C’est entre 1996 et 1998 qu’il fait ses débuts comme commissaire d’expositions, en autodidacte, dans un tunnel abandonné et dans un complexe de grottes naturelles à Porlezza, près de Côme. Entre 2001 et 2007, il coordonne les activités culturelles de La Fabbrica, lieu culte de la culture contemporaine tessinoise. Après quoi, il assiste pendant quelques années des artistes internationaux, dont Vanessa Beecroft, Chiara Dynys, Al Fadhil et Marco Poloni. Avant de reprendre les rênes de La Rada en 2012, succédant à Noah Stolz, parti en Suisse romande.
Comme artiste, il a présenté il y a deux ans sa première exposition personnelle, Prisma, préparée en six jours, au Sonnenstube de Lugano. Il y expose des œuvres très intimes, comme une empreinte de ses trois doigts atteints de paresthésie (perte de sensibilité) ou une sculpture faite de toutes les boîtes de médicaments consommés depuis son infarctus.

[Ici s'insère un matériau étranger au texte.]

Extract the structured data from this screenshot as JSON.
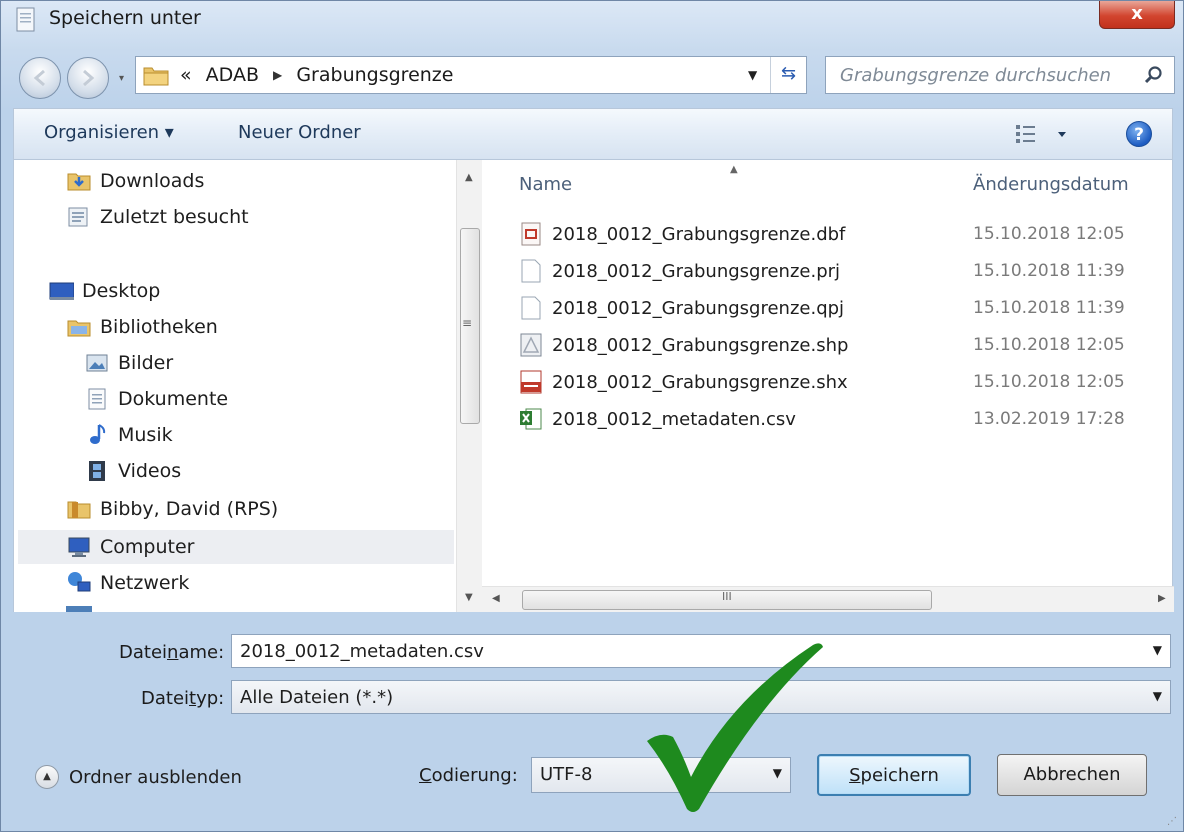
{
  "window": {
    "title": "Speichern unter",
    "close_label": "x"
  },
  "address": {
    "overflow": "«",
    "crumbs": [
      "ADAB",
      "Grabungsgrenze"
    ],
    "search_placeholder": "Grabungsgrenze durchsuchen"
  },
  "toolbar": {
    "organize_label": "Organisieren ▾",
    "new_folder_label": "Neuer Ordner",
    "help_label": "?"
  },
  "sidebar": {
    "items": [
      {
        "label": "Downloads",
        "icon": "downloads-folder-icon"
      },
      {
        "label": "Zuletzt besucht",
        "icon": "recent-places-icon"
      },
      {
        "label": "Desktop",
        "icon": "desktop-icon"
      },
      {
        "label": "Bibliotheken",
        "icon": "libraries-icon"
      },
      {
        "label": "Bilder",
        "icon": "pictures-icon"
      },
      {
        "label": "Dokumente",
        "icon": "documents-icon"
      },
      {
        "label": "Musik",
        "icon": "music-icon"
      },
      {
        "label": "Videos",
        "icon": "videos-icon"
      },
      {
        "label": "Bibby, David (RPS)",
        "icon": "user-folder-icon"
      },
      {
        "label": "Computer",
        "icon": "computer-icon",
        "selected": true
      },
      {
        "label": "Netzwerk",
        "icon": "network-icon"
      }
    ]
  },
  "files": {
    "columns": {
      "name": "Name",
      "date": "Änderungsdatum"
    },
    "rows": [
      {
        "name": "2018_0012_Grabungsgrenze.dbf",
        "date": "15.10.2018 12:05",
        "icon": "dbf-file-icon"
      },
      {
        "name": "2018_0012_Grabungsgrenze.prj",
        "date": "15.10.2018 11:39",
        "icon": "blank-file-icon"
      },
      {
        "name": "2018_0012_Grabungsgrenze.qpj",
        "date": "15.10.2018 11:39",
        "icon": "blank-file-icon"
      },
      {
        "name": "2018_0012_Grabungsgrenze.shp",
        "date": "15.10.2018 12:05",
        "icon": "shp-file-icon"
      },
      {
        "name": "2018_0012_Grabungsgrenze.shx",
        "date": "15.10.2018 12:05",
        "icon": "shx-file-icon"
      },
      {
        "name": "2018_0012_metadaten.csv",
        "date": "13.02.2019 17:28",
        "icon": "excel-csv-file-icon"
      }
    ]
  },
  "form": {
    "filename_label_pre": "Datei",
    "filename_label_u": "n",
    "filename_label_post": "ame:",
    "filename_value": "2018_0012_metadaten.csv",
    "filetype_label_pre": "Datei",
    "filetype_label_u": "t",
    "filetype_label_post": "yp:",
    "filetype_value": "Alle Dateien  (*.*)",
    "hide_folders_label": "Ordner ausblenden",
    "encoding_label_u": "C",
    "encoding_label_post": "odierung:",
    "encoding_value": "UTF-8",
    "save_label_u": "S",
    "save_label_post": "peichern",
    "cancel_label": "Abbrechen"
  },
  "scrollbar_glyphs": {
    "grip_v": "≡",
    "grip_h": "III"
  },
  "colors": {
    "checkmark": "#1e8a1e",
    "selection": "#eceef2",
    "close": "#d2452f"
  }
}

Aujourd’hui, il fait partie du jury de la sélection des artistes suisses de la Biennale de Venise, éditions 2021 et 2023. «La scène suisse de l’art contemporain est exceptionnelle et très vaste. Mais quand je visitais le pavillon helvétique à Venise, je trouvais que la Suisse pouvait faire davantage, plus courageux», commente-t-il. Ses artistes suisses préférés? Le duo Fischli & Weiss, Urs Fischer, Pipilotti Rist et Gianni Motti.
Modèle: Bart Simpson
A l’international, il admire, «entre beaucoup d’autres», Jean-Michel Basquiat. «J’aime l’art punk; les choses faites du premier coup, la vitalité, le désordre, l’entropie. Il y a une profonde beauté dans le chaos.» Un modèle, une source d’inspiration? Il confie se sentir proche de Bart Simpson. Comme les jeunes des années 1990, fait-il valoir, il a une certaine rapidité dans l’approche des technologies numériques et il s’ennuie vite. «J’ai besoin de stimuli.»

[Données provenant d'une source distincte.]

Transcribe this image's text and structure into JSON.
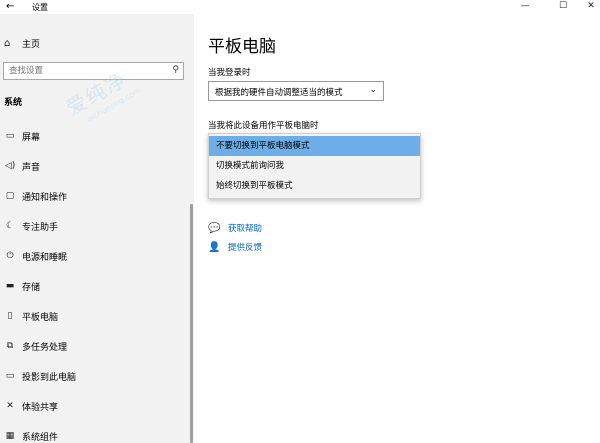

Développer et rendre plus accessible l’art contemporain non commercial à l’échelle régionale est sa mission. Quatorze heures par jour – de 13h à 3h – il s’y consacre, avec un ordinateur à 300 francs et un téléphone à 80. «Outre la beauté, l’important, c’est l’usage des choses.» Pilier de l’art contemporain au sud des Alpes, se considérant lui-même comme «un manager culturel de projets artistiques», Riccardo Lisi a contribué à former de nombreux jeunes curateurs. Il regrette cependant que, par manque d’espaces pour créer, les artistes tessinois désertent le canton.
1963 Naissance à Pescara (I), dans la région des Abruzzes
1996 Premiers pas comme commissaire d’expositions.
2012 Devient directeur du centre d’art contemporain la rada, à Locarno.
2018 Première exposition solo en tant qu’artiste, «Prisma», à Lugano. Puis il est choisi par Pro Helvetia pour faire partie du jury de sélection des Suisses à la Biennale de Venise.